Senior Manager, Quality Assurance
Quality | Newark, CA | Full Time
About Allogene Therapeutics, Inc:
Allogene Therapeutics, with headquarters in South San Francisco, is a clinical-stage biotechnology company pioneering the development of allogeneic chimeric antigen receptor T cell (AlloCAR T™) therapies for cancer. Led by a management team with significant experience in cell therapy, Allogene is developing a pipeline of “off-the-shelf” CAR T cell therapy candidates with the goal of delivering readily available cell therapy on-demand, more reliably, and at greater scale to more patients. For more information, please visit www.allogene.com, and follow @AllogeneTx on Twitter and LinkedIn.
Allogene is seeking a highly motivated individual for the role of Senior Manager of Quality Assurance to oversee the compliance, quality management systems and disposition of GMP products manufactured at Newark Facility. Responsibilities include review of executed batch records, approval of investigations, change control, CAPAs, managing internal audits and inspection management. Must be able to work independently and professionally in the execution of production. Must be able to manage responsibilities in a fast-paced environment, meeting production objectives, while ensuring quality requirements are met. This position is based in Newark, CA and is required to be on-site in accordance with Allogene’s Return Transition Plan.
Responsibilities include, but are not limited to:
- Write Quality procedures, policies, risk assessments, and training materials
- Support manufacturing on the floor, as required.
- Act as Newark process owner for Quality Management Systems (e.g., deviation, change control, CAPAs, document control)
- Create and manage the Newark inspection management program including inspection readiness and compliance assurance
- Manage the Newark internal audit program
- Coordinate with Supplier Quality to ensure suppliers are approved for materials used at the Newark facility
- Review batch-related documentation, and ensure proper resolution of quality issues prior to batch disposition
- Perform product dispositions for the Newark facility (may require initial development of the product disposition process in coordination with External Quality)

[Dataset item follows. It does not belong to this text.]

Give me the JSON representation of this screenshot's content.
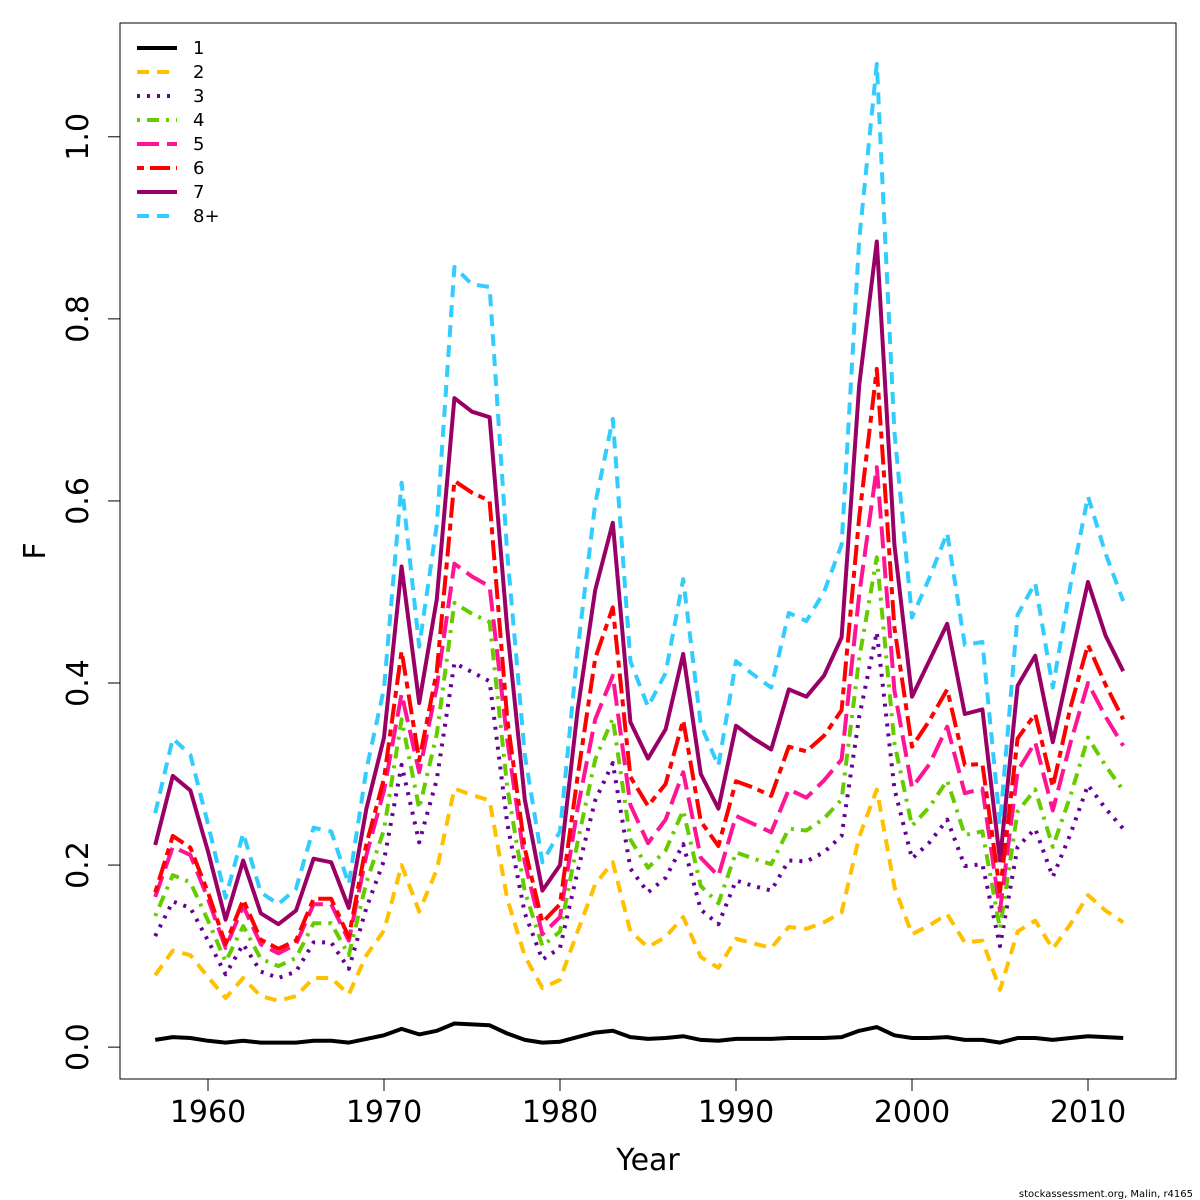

- Ensure all product-related deviations are initiated, investigated and properly addressed to assure product quality
- Authorize product shipments including release of material to clinical trial locations
- Coordinate Quality Review Board meeting covering QMS record reviews, material issues and other quality-related events
- Develop metrics for Newark quality processes
- Hire, Train, manage, coach and mentor staff as needed
- Other duties as assigned
Requirements & Experience:
- Bachelor’s degree in related science or engineering field with at least 5 years of experience in GMP regulated biopharmaceutical manufacturing with preference for experience with gene and cell therapy products
- Knowledge of quality systems and regulatory requirements including relevant US and EU guidelines
- At least 2 years of people management experience desired
- Direct experience with batch review and release; viral vector and or cell therapy product experience is preferred
- Advanced computer skills with MS Office applications Word, Excel, PowerPoint, as well as Adobe Acrobat
- Experience using SAP for disposition activities preferred
- Strong attention to detail with the ability to multi-task and handle multiple responsibilities simultaneously
- Excellent organizational skills and an ability to prioritize effectively to deliver results within reasonably
- established timelines
- Ability to work independently and as part of a team
- Strong interpersonal skills including verbal and written communication are essential in this collaborative work environment
- Candidates must be authorized to work in the U.S.
As an equal opportunity employer, Allogene Inc. is committed to a diverse workforce. Employment decisions regarding recruitment and selection will be made without discrimination based on race, color, religion, national origin, gender, age, sexual orientation, physical or mental disability, genetic information or characteristic, gender identity and expression, veteran status, or other non-job related characteristics or other prohibited grounds specified in applicable federal, state and local laws.